Slaughter on Batman Avenue: Victoria gets election result three months early

by Mark Sawyer | Aug 30, 2022 | Lobbyland

If the Victorian election were a boxing match, the ref would have stopped the fight. Except that the election isn’t until November 26.

The fact that Melburnians suffered one of the world’s longest lockdowns under Covid won’t be enough to stop Premier Daniel Andrews gaining a third term.

Last weekend Andrews basked in the favourable publicity generated by his announcement of free university places for nursing students. As feelgood stories go, this was a ripper. Meanwhile The Weekend Australian proclaimed on its front page: ”The Andrews era to live on”. The paper’s Newspoll gave Labor a lead of 56-44 (two-party preferred) over the Coalition led by Matthew Guy.

The Liberals live in a world of pain caused by an internal scandal that has overshadowed Labor’s own internal scandals. Under Guy they ceded the plumb seat of Hawthorn in 2018, and now another stronghold, Kew, is likely to fall to a Teal independent.

Don’t tell Mr Menzies: how Victoria became the progressive jewel in the national crown

It is not healthy for a government to face no realistic challenge, but that is often the case in state politics. Labor’s biggest electoral problem is that the Greens continue to nibble away at its support in inner Melbourne electorates.

The ALP was out of office in Victoria for 27 straight years until 1982. The rupture known as ”the Split” in 1955 cost the party its Catholic supporter base and pushed the party towards the hard left.

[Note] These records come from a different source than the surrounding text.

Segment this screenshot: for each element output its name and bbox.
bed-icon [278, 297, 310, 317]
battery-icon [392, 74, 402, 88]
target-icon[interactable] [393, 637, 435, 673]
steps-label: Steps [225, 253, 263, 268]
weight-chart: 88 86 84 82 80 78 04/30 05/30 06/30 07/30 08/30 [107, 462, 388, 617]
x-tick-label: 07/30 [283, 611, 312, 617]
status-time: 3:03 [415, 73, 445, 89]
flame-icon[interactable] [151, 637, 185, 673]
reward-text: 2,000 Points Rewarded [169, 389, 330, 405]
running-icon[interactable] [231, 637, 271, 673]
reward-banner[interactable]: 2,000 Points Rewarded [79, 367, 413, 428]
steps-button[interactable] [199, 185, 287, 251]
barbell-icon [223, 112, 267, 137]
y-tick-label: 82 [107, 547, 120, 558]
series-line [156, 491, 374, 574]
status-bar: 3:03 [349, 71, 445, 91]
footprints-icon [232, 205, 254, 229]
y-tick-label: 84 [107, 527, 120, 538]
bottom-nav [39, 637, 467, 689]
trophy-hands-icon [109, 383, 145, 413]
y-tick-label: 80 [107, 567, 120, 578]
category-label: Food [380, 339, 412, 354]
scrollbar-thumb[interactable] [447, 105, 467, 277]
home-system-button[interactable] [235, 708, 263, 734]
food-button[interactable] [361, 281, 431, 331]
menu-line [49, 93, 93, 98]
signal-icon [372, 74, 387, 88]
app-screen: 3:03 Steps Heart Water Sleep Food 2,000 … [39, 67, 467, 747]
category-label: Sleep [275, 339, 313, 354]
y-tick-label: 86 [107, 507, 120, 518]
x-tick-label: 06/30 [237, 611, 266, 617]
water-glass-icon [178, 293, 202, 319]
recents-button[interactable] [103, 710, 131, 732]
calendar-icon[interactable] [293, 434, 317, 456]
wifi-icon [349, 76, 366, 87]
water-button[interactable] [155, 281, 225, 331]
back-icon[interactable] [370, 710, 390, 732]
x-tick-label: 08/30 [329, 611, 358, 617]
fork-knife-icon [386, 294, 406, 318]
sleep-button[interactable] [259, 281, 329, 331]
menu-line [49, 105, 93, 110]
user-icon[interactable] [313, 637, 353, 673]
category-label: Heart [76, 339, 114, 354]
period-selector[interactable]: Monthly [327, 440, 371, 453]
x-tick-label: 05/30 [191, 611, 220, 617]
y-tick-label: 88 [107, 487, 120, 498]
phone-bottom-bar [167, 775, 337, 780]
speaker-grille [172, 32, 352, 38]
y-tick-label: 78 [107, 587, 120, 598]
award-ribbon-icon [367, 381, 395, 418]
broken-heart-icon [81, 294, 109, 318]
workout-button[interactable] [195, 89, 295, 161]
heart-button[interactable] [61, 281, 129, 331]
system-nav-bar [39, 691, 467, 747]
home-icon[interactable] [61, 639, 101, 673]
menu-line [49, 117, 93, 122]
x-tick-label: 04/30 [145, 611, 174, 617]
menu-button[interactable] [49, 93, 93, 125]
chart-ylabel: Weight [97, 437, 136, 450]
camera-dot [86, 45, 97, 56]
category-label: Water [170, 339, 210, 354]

Only after federal intervention in the state branch’s affairs did Labor become electable under centrist forces.

The Liberals, in the grip of puerile careerists on the hard right, face something similar until they can tack back to the centre. The party may pick up some outer Melbourne seats on the back of lockdown disillusionment but it has no hope of gaining the 19 seats needed to form a majority in the Legislative Assembly.

Since 1982 Victoria’s politics have increasingly mirrored those of Labor and the Greens. There is an inquiry into colonialism, something that will likely be adopted by the Albanese government after the Voice referendum.

 

Mark Sawyer is a journalist with extensive experience in print and digital media in Sydney, Melbourne and rural Australia.